At the tail end of the series premiere, Anne Lister (Suranne Jones) visits Ann Walker (Sophie Rundle). Miss Lister desires to make Miss Walker her wife. This second episode picks up immediately after what we saw in last week’s instalment. Then there is the business of making the Lister estate profitable. Miss Lister investigates the Halifax coal mining scene. She enjoyments every single moment. Miss Lister absorbs knowledge like a sponge.
The plots we see in Gentleman Jack are commonplace within the genre. In many period dramas, the principle character is frequently seen swooning over a potential love interest or even fretting over a impeding financial disaster of one kind or another. Not so commonplace is the fact the character doing the swooning in a woman of independent means. Miss Lister is an upper-class woman with a perfect understanding of the person she is. Further, she has agency and a will to execute her own agenda.
The people responsible for bringing Gentleman Jack to our television screens deserve much praise for not portraying the flirtation between the two women as being anything out of the ordinary.
Television productions, regardless of the genre, must be relatable to the audience. Miss Lister addressing the audience directly goes along way towards accomplishing this goal.
Breaking the Fourth Wall
As a television viewer, there are not many instances I can mention where a character is seen breaking the fourth wall. The fourth wall, if you are not familiar with the terminology, pertains to looking directly into the camera and or directly addressing the television viewing audience. This pulls us into the narrative on a more personal level. While this aspect of television production is seen with the American version of House of Cards and the character Francis Underwood (Kevin Spacey), it is not typical of period drama. Breaking the fourth wall is not common within period dramas.
Through Miss Lister’s asides towards the television viewing audience, we know the little character is making her move on Miss Walker. Miss Lister’s intent is clear. Her purpose, made plain during the first episode, is to attempt courtship of Miss Walker and, eventually, marriage. Miss Walker, unencumbered by immediate family, is a wealthy woman. She, leading a largely sheltered existence, desires friends.
A Gentleman Caller
Miss Walker is immediately drawn to Miss Lister. Why wouldn’t she? Inclusive of being significantly worldly, Miss Lister is everything Miss Walker is not. Miss Lister speaks with Miss Walker as an equal. Even though Miss Walker has travelled, has has never frequented far flung foreign fields like Miss Lister. This is something new and exciting for Miss Walker.
“Are You a Man?”
Considering how Miss Lister dresses, it is not surprising a child might ask her if she were a man. While the parents of the child might look a tad uncomfortable, Miss Lister addresses the child’s question honestly and without contempt. She does not speak down to him as many people do with children. She is forthright.
The tail end of this episode finds Miss Lister attending the wedding of a former lover. Meanwhile, Miss Walker is taking a three-day holiday in the Lake District. After finding closure with her former lover, Miss Lister decides to join Miss Walker. We will discover whether this was part of the plan next week.
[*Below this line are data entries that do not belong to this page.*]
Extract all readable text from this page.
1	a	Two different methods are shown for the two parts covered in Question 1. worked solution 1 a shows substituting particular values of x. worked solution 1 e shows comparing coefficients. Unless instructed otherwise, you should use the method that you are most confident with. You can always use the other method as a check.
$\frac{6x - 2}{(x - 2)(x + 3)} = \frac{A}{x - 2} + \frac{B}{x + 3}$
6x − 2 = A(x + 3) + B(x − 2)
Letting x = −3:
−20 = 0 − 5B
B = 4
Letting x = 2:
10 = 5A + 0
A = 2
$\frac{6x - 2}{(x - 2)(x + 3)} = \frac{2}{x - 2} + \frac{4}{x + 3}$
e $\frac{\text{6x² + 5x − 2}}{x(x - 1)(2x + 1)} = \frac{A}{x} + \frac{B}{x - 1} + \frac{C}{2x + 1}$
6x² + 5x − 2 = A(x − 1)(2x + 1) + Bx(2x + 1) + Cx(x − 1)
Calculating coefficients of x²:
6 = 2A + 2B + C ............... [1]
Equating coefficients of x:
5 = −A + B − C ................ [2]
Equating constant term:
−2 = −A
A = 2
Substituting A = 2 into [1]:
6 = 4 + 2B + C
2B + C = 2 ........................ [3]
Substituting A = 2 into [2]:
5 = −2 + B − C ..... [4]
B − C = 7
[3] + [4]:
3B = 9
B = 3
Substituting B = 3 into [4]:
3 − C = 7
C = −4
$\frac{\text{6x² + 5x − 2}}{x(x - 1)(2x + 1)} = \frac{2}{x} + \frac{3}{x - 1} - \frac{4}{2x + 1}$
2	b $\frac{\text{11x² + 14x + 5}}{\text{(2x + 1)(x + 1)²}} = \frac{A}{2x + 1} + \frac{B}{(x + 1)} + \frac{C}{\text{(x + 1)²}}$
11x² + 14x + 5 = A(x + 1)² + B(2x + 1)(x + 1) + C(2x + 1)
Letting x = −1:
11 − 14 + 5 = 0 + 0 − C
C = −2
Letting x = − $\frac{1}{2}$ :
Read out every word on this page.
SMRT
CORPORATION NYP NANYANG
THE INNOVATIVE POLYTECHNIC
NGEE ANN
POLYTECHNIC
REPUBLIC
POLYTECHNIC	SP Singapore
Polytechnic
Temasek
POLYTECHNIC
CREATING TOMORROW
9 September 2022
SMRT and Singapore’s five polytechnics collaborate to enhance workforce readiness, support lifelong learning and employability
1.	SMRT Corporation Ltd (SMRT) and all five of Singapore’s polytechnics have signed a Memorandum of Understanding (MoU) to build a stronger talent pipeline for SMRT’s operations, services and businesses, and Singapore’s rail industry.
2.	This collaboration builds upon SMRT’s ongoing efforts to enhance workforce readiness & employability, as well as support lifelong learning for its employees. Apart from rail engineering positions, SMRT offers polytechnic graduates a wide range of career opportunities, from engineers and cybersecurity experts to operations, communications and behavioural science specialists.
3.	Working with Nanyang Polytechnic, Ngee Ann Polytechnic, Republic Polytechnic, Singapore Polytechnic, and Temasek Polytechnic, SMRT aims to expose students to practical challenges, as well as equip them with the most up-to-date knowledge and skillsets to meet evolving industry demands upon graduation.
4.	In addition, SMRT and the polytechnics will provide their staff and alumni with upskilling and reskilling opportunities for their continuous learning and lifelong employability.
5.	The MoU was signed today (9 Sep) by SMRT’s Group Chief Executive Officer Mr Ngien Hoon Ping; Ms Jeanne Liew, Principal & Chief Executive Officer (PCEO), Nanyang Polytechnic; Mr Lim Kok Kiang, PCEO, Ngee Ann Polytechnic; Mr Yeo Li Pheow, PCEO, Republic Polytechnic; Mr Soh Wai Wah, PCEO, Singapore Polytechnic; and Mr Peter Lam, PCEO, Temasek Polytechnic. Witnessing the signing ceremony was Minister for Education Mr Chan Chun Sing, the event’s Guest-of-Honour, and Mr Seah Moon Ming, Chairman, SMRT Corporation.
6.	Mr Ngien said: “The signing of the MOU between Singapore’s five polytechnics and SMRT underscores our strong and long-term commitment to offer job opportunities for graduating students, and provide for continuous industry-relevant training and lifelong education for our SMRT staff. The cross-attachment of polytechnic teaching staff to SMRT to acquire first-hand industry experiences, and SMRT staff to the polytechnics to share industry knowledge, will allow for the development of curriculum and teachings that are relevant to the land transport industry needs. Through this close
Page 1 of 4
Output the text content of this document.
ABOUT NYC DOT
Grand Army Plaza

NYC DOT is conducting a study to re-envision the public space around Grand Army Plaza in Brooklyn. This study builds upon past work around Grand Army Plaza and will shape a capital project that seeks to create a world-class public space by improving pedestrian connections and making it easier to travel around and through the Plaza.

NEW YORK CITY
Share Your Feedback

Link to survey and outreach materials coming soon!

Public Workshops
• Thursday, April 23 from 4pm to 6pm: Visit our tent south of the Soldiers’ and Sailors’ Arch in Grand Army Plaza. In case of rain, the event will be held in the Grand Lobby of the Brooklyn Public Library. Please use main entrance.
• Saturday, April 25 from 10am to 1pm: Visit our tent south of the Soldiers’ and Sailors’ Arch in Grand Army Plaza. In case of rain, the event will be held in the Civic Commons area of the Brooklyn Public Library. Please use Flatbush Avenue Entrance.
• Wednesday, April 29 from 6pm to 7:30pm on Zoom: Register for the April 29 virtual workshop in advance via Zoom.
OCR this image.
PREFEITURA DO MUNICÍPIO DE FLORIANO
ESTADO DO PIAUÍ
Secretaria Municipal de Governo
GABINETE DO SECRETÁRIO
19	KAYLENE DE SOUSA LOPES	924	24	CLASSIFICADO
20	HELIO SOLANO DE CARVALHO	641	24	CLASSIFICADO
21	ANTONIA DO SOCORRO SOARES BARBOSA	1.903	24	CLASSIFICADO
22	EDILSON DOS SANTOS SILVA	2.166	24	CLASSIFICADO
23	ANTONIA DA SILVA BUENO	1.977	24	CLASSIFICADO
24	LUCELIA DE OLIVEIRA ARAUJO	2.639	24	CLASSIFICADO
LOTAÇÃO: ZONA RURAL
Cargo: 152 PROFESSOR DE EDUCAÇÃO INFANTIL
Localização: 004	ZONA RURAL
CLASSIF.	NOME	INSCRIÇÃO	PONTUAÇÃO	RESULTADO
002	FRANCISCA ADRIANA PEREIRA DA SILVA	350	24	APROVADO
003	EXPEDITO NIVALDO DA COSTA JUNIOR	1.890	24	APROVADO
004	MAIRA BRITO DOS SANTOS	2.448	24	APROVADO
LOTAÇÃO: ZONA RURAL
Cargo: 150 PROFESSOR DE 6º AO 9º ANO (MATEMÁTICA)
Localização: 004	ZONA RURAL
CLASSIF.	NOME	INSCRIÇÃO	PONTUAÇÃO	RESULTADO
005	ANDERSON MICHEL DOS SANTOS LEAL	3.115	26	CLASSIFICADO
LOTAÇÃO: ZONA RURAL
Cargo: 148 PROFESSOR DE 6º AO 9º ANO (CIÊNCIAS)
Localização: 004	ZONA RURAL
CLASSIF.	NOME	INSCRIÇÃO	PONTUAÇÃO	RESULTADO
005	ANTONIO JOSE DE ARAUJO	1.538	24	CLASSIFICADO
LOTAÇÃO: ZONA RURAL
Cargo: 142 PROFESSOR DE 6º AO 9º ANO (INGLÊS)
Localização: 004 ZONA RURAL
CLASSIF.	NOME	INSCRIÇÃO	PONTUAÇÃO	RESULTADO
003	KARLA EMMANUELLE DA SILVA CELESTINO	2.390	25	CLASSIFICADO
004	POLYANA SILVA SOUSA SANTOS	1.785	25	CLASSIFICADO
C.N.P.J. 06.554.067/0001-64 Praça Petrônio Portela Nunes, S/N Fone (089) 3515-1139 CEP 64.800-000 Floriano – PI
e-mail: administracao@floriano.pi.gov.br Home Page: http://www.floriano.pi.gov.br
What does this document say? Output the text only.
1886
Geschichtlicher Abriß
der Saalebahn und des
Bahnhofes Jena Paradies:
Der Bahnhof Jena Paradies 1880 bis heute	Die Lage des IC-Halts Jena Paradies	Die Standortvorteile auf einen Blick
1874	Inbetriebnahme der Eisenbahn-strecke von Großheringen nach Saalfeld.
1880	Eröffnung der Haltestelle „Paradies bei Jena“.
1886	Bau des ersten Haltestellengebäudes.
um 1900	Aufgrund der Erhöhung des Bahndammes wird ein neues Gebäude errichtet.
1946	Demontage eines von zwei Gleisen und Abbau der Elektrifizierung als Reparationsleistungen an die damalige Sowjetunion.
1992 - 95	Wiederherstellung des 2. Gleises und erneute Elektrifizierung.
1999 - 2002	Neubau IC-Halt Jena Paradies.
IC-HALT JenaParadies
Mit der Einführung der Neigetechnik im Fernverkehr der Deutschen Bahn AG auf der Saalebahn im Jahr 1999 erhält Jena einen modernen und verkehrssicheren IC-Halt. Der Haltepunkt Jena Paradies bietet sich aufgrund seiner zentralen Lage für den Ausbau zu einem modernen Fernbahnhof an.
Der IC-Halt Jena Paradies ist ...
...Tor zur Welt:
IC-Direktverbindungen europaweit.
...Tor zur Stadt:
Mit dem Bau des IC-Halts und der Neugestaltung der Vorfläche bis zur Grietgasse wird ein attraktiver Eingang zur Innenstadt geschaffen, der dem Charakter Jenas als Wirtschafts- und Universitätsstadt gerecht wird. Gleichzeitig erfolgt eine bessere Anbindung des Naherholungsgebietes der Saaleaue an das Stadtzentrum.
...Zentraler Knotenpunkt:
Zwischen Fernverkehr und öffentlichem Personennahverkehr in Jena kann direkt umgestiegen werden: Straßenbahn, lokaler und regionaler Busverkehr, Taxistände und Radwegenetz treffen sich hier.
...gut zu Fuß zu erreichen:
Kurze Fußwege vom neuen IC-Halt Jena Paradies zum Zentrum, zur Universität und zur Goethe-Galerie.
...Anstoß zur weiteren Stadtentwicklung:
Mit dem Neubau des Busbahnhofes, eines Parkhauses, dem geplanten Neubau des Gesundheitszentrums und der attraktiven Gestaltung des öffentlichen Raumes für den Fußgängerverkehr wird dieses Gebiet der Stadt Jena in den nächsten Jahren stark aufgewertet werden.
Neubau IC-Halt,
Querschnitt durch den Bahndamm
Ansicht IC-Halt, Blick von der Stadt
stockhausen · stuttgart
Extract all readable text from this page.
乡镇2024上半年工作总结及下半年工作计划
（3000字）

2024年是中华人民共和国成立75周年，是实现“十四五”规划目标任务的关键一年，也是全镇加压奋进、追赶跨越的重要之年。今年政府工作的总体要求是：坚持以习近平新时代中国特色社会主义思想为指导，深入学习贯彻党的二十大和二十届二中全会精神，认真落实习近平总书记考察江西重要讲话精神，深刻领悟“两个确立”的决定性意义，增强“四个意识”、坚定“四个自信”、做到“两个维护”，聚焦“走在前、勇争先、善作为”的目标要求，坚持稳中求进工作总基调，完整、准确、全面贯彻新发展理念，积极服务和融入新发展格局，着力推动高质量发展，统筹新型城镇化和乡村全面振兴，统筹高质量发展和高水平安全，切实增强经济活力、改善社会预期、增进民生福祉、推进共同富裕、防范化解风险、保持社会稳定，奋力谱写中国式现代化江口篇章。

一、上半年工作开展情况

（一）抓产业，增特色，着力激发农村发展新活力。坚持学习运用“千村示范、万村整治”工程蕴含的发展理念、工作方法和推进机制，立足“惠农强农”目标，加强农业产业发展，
Miss Lister is not the type to tolerate being treated differently to a man simply because she’s woman. It is an arcane world she lives in. Societal norms in the nineteenth century are vastly different to what we know today. The locals are beginning to realise this aspect of Miss Lister. She is unlike anyone Halifax inhabitants understand. No matter what people think of her, Miss Lister speaks her mind with complete easy.
Miss Lister is quick to recognise Christopher Rawson (Vincent Franklin) knows a lot about the accident. It is almost as if he was there or at least knows someone that was. Considering his brother’s vehicle has disappeared, it is more than mere coincidence.
Both Jones and Rundle do an extraordinary job bringing their respective characters to the television screen. The on-screen chemistry between the two women is unmistakable.